Rolaids
- Product type: Antacid
- Owner: Procter & Gamble
- Country: U.S.
- Introduced: 1954
- Markets: Americas, the United Arab Emirates and Fiji
- Tagline: "Rolaids—that's how you spell relief"
- Website: www.rolaids.com

= Rolaids =

Calcium and magnesium-based antacid

Rolaids is an American brand of calcium and magnesium-based antacid produced by Procter & Gamble. It was invented by American chemist Irvine W. Grote in the late 1920s, and originated with manufacturing in Chattanooga, Tennessee, under one of Chattem's forerunner companies, which manufactured the brand for Warner-Lambert; Warner-Lambert merged with Pfizer in 2000.

In 2006, McNeil Consumer Healthcare, a subsidiary of Johnson & Johnson, acquired the brand from Pfizer Consumer Healthcare. In 2013, McNeil sold the brand to Sanofi, following a two-year period where the brand was pulled off the market due to product recalls resulting from quality control and manufacturing issues that also kept former fellow antacid brand Pepcid AC's "chewables" product and other fellow McNeil products like some varieties of Tylenol off store shelves for the same period. Rolaids returned to the market at the beginning of September 2013 under Chattem ownership with new packaging, trade dress, and a new liquid variety. On March 27, 2024, the brand was acquired by Procter & Gamble.

Rolaids tablets come in many different flavors, including original peppermint, cherry, freshmint, fruit, tropical, punch, cool mint, berry, and apple.

==2010 recall==
McNeil Consumer Healthcare voluntarily recalled Rolaids products in the Americas, the United Arab Emirates, and Fiji on January 15, 2010, in consultation with the United States Food and Drug Administration. The company initiated the recall following an investigation of consumer reports of an unusual moldy, musty, or mildewlike odor that, in a small number of cases, was associated with temporary and nonserious gastrointestinal events. These events included nausea, stomach pain, vomiting, and diarrhea. At that time, the Rolaids website carried the following statement regarding product availability: "You may have noticed that ROLAIDS® products are not available at your local retailers. We are changing some of our manufacturing facilities where our products are made, a process that will take time to complete. We apologize for the inconvenience this may be causing you. Your health and comfort are important to us, and we assure you we are working hard to get ROLAIDS® product back on store shelves."

Another recall was issued around December 9, 2010, as a result of foreign objects that contained metal and wood particles. The foreign materials were caused by a third-party manufacturer during the production process.

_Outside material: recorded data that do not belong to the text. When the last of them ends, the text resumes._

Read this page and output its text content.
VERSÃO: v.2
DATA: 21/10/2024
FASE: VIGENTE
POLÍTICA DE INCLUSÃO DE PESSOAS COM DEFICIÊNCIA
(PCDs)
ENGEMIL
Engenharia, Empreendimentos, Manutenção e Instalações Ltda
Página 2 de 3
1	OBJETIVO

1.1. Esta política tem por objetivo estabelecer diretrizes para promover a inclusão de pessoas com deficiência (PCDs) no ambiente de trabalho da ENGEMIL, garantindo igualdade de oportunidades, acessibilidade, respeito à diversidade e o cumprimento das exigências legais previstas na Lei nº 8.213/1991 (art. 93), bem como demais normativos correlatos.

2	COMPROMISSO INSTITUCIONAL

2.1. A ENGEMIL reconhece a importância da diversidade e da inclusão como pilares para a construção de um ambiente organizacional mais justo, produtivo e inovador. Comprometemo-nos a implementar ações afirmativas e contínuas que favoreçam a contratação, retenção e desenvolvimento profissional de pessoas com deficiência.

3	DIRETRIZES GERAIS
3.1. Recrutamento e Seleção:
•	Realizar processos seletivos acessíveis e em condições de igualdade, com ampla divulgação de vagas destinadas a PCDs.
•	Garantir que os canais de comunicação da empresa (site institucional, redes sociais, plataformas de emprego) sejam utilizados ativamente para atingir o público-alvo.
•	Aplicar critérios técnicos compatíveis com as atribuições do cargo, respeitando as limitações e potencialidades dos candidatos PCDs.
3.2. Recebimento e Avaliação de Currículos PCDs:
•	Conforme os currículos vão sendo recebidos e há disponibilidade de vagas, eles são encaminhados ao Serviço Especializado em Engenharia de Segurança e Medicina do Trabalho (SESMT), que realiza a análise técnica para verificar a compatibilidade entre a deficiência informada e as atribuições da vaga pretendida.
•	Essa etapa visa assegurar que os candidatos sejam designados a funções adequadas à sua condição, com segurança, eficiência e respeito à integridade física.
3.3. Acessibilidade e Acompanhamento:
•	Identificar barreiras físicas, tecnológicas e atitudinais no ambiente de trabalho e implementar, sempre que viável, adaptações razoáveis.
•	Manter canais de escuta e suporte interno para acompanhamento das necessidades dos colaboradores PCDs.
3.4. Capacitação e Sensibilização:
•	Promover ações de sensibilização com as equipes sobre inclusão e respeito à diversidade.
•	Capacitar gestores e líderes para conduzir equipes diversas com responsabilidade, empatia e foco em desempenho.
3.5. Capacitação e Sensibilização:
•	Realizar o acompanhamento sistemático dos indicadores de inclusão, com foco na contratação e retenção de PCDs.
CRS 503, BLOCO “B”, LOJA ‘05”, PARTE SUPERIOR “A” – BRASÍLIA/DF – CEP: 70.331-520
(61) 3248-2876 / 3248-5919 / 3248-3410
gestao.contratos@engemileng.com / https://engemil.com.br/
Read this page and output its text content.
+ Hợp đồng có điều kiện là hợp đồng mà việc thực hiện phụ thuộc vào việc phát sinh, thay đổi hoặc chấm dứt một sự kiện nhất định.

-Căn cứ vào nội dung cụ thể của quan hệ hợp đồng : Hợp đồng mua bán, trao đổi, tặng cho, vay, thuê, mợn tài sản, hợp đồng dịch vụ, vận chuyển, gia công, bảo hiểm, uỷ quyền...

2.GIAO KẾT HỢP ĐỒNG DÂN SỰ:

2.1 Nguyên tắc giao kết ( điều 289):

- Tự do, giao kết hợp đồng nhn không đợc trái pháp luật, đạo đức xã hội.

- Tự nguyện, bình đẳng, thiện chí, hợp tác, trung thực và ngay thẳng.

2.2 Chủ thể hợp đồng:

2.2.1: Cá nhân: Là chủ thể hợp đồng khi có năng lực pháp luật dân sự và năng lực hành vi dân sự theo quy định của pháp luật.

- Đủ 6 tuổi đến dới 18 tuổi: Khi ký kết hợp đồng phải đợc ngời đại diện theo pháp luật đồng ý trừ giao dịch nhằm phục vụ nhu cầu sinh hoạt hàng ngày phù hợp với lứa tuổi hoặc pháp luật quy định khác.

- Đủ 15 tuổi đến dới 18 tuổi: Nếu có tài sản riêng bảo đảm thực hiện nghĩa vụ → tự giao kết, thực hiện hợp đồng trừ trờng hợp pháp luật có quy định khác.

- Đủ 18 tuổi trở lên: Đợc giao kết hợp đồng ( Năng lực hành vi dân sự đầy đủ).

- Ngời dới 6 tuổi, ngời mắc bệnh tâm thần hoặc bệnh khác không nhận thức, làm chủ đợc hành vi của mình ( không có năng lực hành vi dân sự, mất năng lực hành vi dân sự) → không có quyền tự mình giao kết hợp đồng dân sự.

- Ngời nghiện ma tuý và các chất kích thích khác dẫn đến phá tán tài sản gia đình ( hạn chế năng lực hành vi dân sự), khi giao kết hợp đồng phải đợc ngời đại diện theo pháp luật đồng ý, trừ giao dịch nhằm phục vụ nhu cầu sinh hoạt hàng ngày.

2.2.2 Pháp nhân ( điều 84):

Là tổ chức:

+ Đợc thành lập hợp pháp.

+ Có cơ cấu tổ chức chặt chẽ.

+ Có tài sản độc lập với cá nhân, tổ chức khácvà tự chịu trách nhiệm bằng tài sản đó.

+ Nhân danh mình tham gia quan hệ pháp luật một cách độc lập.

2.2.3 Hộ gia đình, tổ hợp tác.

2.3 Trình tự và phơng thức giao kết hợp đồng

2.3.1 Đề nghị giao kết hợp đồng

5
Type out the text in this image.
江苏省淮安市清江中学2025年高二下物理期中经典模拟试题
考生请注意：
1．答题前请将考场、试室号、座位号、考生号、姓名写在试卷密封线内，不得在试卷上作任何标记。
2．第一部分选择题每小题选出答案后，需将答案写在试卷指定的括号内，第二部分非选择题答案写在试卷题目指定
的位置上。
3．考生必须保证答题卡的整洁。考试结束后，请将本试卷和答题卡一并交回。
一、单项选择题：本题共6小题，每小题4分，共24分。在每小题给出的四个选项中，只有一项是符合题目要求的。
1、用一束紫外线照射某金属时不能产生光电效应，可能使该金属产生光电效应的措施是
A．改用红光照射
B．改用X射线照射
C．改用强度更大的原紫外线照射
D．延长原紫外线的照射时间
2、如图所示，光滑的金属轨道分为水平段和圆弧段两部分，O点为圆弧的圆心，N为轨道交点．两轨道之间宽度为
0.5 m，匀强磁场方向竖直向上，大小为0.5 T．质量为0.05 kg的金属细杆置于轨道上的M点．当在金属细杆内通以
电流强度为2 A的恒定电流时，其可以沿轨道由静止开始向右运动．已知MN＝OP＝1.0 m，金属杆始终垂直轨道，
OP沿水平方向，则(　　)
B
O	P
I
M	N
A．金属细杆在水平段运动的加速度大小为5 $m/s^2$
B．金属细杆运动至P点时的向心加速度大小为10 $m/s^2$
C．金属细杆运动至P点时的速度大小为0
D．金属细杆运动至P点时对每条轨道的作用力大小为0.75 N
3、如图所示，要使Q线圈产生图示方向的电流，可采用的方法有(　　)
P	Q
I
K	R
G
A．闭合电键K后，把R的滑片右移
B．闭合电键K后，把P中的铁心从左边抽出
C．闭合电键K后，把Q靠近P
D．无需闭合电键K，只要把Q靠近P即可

Several people complained when they took the product; they also had vomiting, strange taste, and tooth and gum injury. After this recall, beyond the small "candy aisle" rolls and chewable lines, the Rolaids line of products was drastically reduced and disappeared from most American retailers until Chattem returned the product to the market in the fall of 2013.

==Advertising==
Rolaids' best-known commercial from the 1970s featured the famous tag line:

"How do you spell relief?"
"R-O-L-A-I-D-S"

In connection with the famous slogan, Rolaids sponsored the Major League Baseball award for top relief pitchers called the Rolaids Relief Man of the Year Award. The award was given yearly from 1976 through 2012.

==Rolaids softchews==
Pfizer released a new version of Rolaids on April 6, 2006, branded Extra Strength Rolaids Plus Gas Relief Softchews. The product was produced as an alternative for people averse to the chalky consistency of regular Rolaids. They were widely advertised in multiple media formats.

Rolaids Softchews were originally developed and test marketed in Oklahoma City under the brand name Remegel by Warner Lambert in 1984.

==Medical information==
The active ingredients are calcium carbonate (550 mg) and magnesium hydroxide (110 mg). The inactive ingredients are dextrose, flavoring, magnesium stearate, polyethylene glycol, pregelatinized starch, sucralose and sucrose. The new Chattem varieties have increased the amount of the active ingredients in the product, up to 1000 mg of calcium carbonate and 200 mg of magnesium hydroxide for the "ultra strength" varieties.

Minor side effects include constipation or stomach cramps. Serious side effects include loss of appetite, vomiting, dizziness, and headache.